Tom groaned and finished his old beer before popping the new one. "I know how much I ate when I was that age. With three bottomless pits we might as well just move into the back room at Kroger."
"That would solve the problem of all three of them sleeping in Curtis' room."
"I've been thinking about that, too. His room is barely big enough for just him now and it'll be a smelly sardine tin with them all in it."
"We're going to need a bigger house," she told him.
"I know, dear. I was going to see Walt tomorrow about starting to work some overtime out on the factory floor again like I used to but I might not have to with everything Cody and Zack told us tonight."
"That all just sounds too good to be true."
"Well, like Cody said, some things may change since they're here or were never meant to be in the first place but we won't know unless we try. And we'd be damn fools if we didn't try."
"So what do we do first on that end?"
"I guess that depends on exactly how risky do you want to be.

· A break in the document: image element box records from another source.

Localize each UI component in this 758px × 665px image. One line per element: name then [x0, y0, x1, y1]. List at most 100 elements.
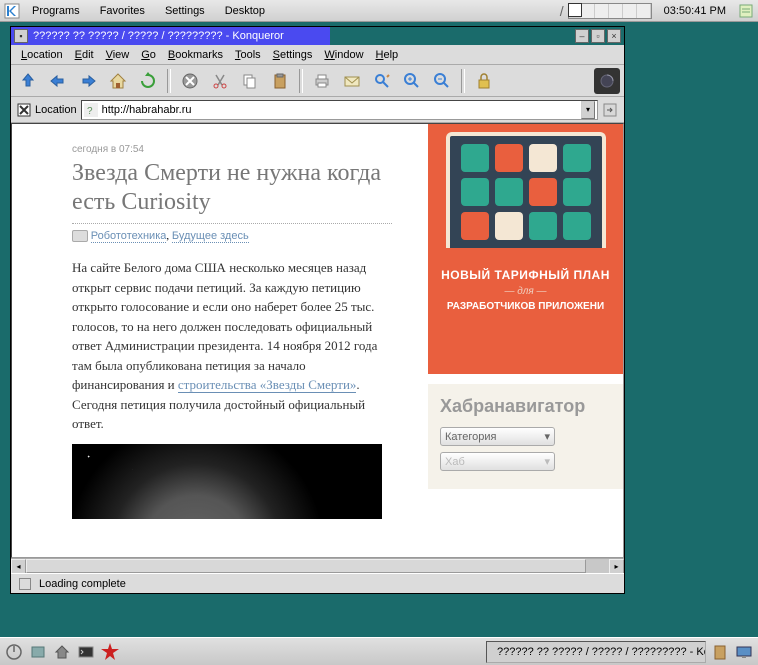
briefcase-icon [72, 230, 88, 242]
note-tray-icon[interactable] [738, 3, 754, 19]
window-titlebar[interactable]: ▪ ?????? ?? ????? / ????? / ????????? - … [11, 27, 624, 45]
hub-select[interactable]: Хаб▾ [440, 452, 555, 471]
print-button[interactable] [309, 68, 335, 94]
main-toolbar [11, 65, 624, 97]
ad-headline: НОВЫЙ ТАРИФНЫЙ ПЛАН [428, 268, 623, 282]
desktop-clock: 03:50:41 PM [656, 5, 734, 17]
article-headline[interactable]: Звезда Смерти не нужна когда есть Curios… [72, 159, 392, 224]
statusbar: Loading complete [11, 573, 624, 593]
go-button[interactable] [602, 102, 618, 118]
ad-tile [529, 212, 557, 240]
app-menubar: Location Edit View Go Bookmarks Tools Se… [11, 45, 624, 65]
desktop-pager[interactable] [568, 3, 652, 19]
ad-footer: РАЗРАБОТЧИКОВ ПРИЛОЖЕНИ [428, 301, 623, 312]
chevron-down-icon: ▾ [544, 455, 550, 468]
body-link[interactable]: строительства «Звезды Смерти» [178, 377, 357, 393]
ad-tile [563, 178, 591, 206]
horizontal-scrollbar[interactable]: ◂ ▸ [11, 558, 624, 573]
ad-tile [529, 178, 557, 206]
paste-button[interactable] [267, 68, 293, 94]
logout-icon[interactable] [4, 642, 24, 662]
article-image: ✦· [72, 444, 382, 519]
menu-location[interactable]: Location [15, 47, 69, 63]
menu-bookmarks[interactable]: Bookmarks [162, 47, 229, 63]
task-label: ?????? ?? ????? / ????? / ????????? - Ko… [497, 646, 706, 658]
sidebar-ad[interactable]: НОВЫЙ ТАРИФНЫЙ ПЛАН для РАЗРАБОТЧИКОВ ПР… [428, 124, 623, 374]
pager-sep-icon: / [560, 3, 564, 19]
minimize-button[interactable]: – [575, 29, 589, 43]
ad-subtext: для [428, 286, 623, 297]
find-button[interactable] [369, 68, 395, 94]
copy-button[interactable] [237, 68, 263, 94]
scroll-right-button[interactable]: ▸ [609, 559, 624, 574]
display-tray-icon[interactable] [734, 642, 754, 662]
stop-button[interactable] [177, 68, 203, 94]
zoom-out-button[interactable] [429, 68, 455, 94]
zoom-in-button[interactable] [399, 68, 425, 94]
article-body: На сайте Белого дома США несколько месяц… [72, 258, 392, 434]
location-label: Location [35, 104, 77, 116]
window-menu-button[interactable]: ▪ [14, 29, 28, 43]
throbber-icon [594, 68, 620, 94]
favorites-menu[interactable]: Favorites [92, 3, 153, 19]
tag-link[interactable]: Робототехника [91, 230, 167, 243]
menu-view[interactable]: View [100, 47, 136, 63]
lock-icon[interactable] [28, 642, 48, 662]
tag-link[interactable]: Будущее здесь [172, 230, 249, 243]
clear-location-icon[interactable] [17, 103, 31, 117]
menu-tools[interactable]: Tools [229, 47, 267, 63]
desktop-menu[interactable]: Desktop [217, 3, 273, 19]
ad-tile [495, 212, 523, 240]
status-text: Loading complete [39, 578, 126, 590]
ad-tile [495, 178, 523, 206]
taskbar-task[interactable]: ?????? ?? ????? / ????? / ????????? - Ko… [486, 641, 706, 663]
mail-button[interactable] [339, 68, 365, 94]
konqueror-window: ▪ ?????? ?? ????? / ????? / ????????? - … [10, 26, 625, 594]
terminal-icon[interactable] [76, 642, 96, 662]
close-button[interactable]: × [607, 29, 621, 43]
navigator-title: Хабранавигатор [440, 396, 611, 417]
site-favicon: ? [84, 103, 98, 117]
scroll-left-button[interactable]: ◂ [11, 559, 26, 574]
back-button[interactable] [45, 68, 71, 94]
reload-button[interactable] [135, 68, 161, 94]
desktop-menubar: Programs Favorites Settings Desktop / 03… [0, 0, 758, 22]
menu-window[interactable]: Window [318, 47, 369, 63]
location-dropdown-button[interactable]: ▾ [581, 101, 595, 119]
star-icon[interactable] [100, 642, 120, 662]
security-button[interactable] [471, 68, 497, 94]
chevron-down-icon: ▾ [544, 430, 550, 443]
forward-button[interactable] [75, 68, 101, 94]
category-select[interactable]: Категория▾ [440, 427, 555, 446]
up-button[interactable] [15, 68, 41, 94]
content-viewport[interactable]: сегодня в 07:54 Звезда Смерти не нужна к… [11, 123, 624, 558]
home-tray-icon[interactable] [52, 642, 72, 662]
svg-text:?: ? [87, 106, 93, 117]
ad-tile [495, 144, 523, 172]
location-toolbar: Location ? ▾ [11, 97, 624, 123]
ad-tile [563, 212, 591, 240]
scroll-thumb[interactable] [26, 559, 586, 573]
settings-menu[interactable]: Settings [157, 3, 213, 19]
status-icon [19, 578, 31, 590]
cut-button[interactable] [207, 68, 233, 94]
location-combo[interactable]: ? ▾ [81, 100, 598, 120]
article-tags: Робототехника, Будущее здесь [72, 230, 392, 242]
clipboard-tray-icon[interactable] [710, 642, 730, 662]
menu-help[interactable]: Help [370, 47, 405, 63]
ad-tile [461, 178, 489, 206]
programs-menu[interactable]: Programs [24, 3, 88, 19]
menu-go[interactable]: Go [135, 47, 162, 63]
maximize-button[interactable]: ▫ [591, 29, 605, 43]
article-column: сегодня в 07:54 Звезда Смерти не нужна к… [72, 144, 392, 519]
taskbar: ?????? ?? ????? / ????? / ????????? - Ko… [0, 637, 758, 665]
ad-tile [461, 212, 489, 240]
ad-tile [461, 144, 489, 172]
window-title: ?????? ?? ????? / ????? / ????????? - Ko… [29, 30, 574, 42]
ad-tile [529, 144, 557, 172]
menu-settings[interactable]: Settings [267, 47, 319, 63]
k-menu-icon[interactable] [4, 3, 20, 19]
menu-edit[interactable]: Edit [69, 47, 100, 63]
url-input[interactable] [102, 104, 577, 116]
home-button[interactable] [105, 68, 131, 94]
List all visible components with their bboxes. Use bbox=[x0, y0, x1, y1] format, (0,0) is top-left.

We could go out to Vegas and drop some serious money betting on whoever wins the next Superbowl or we could talk to someone about putting the money in the stocks Cody mentioned."
"Whatever we do, we can't just throw it away, Tom."
"We won't. I really think we should take a chunk of it and put it in the bank just in case the future does turn out to be completely different here. Of course if Cody does happen to find the Powerball numbers in that computer and they're right it won't matter at all."
"What would we do with millions of dollars?" Martha asked as she scratched a mosquito bite on her ankle.
"Anything we wanted. Buy a nice, big house. Send the kids to any school they want. Travel. Maybe find a way to throw some money around to get some of the stuff the boys talk about from the future to happen sooner."
Martha grinned. "It's funny you should say that because I overheard Zack earlier tonight talking about how he's determined to bring the longer shorts they wear in their time into style here now one way or the other."
"Well, I'd prefer that innernet thing they were talking about but I guess I could settle for having shorts that don't wedge themselves in my crack if I squat down."
"I'd settle for that, too," she smirked and playfully tugged at the hem of his shorts.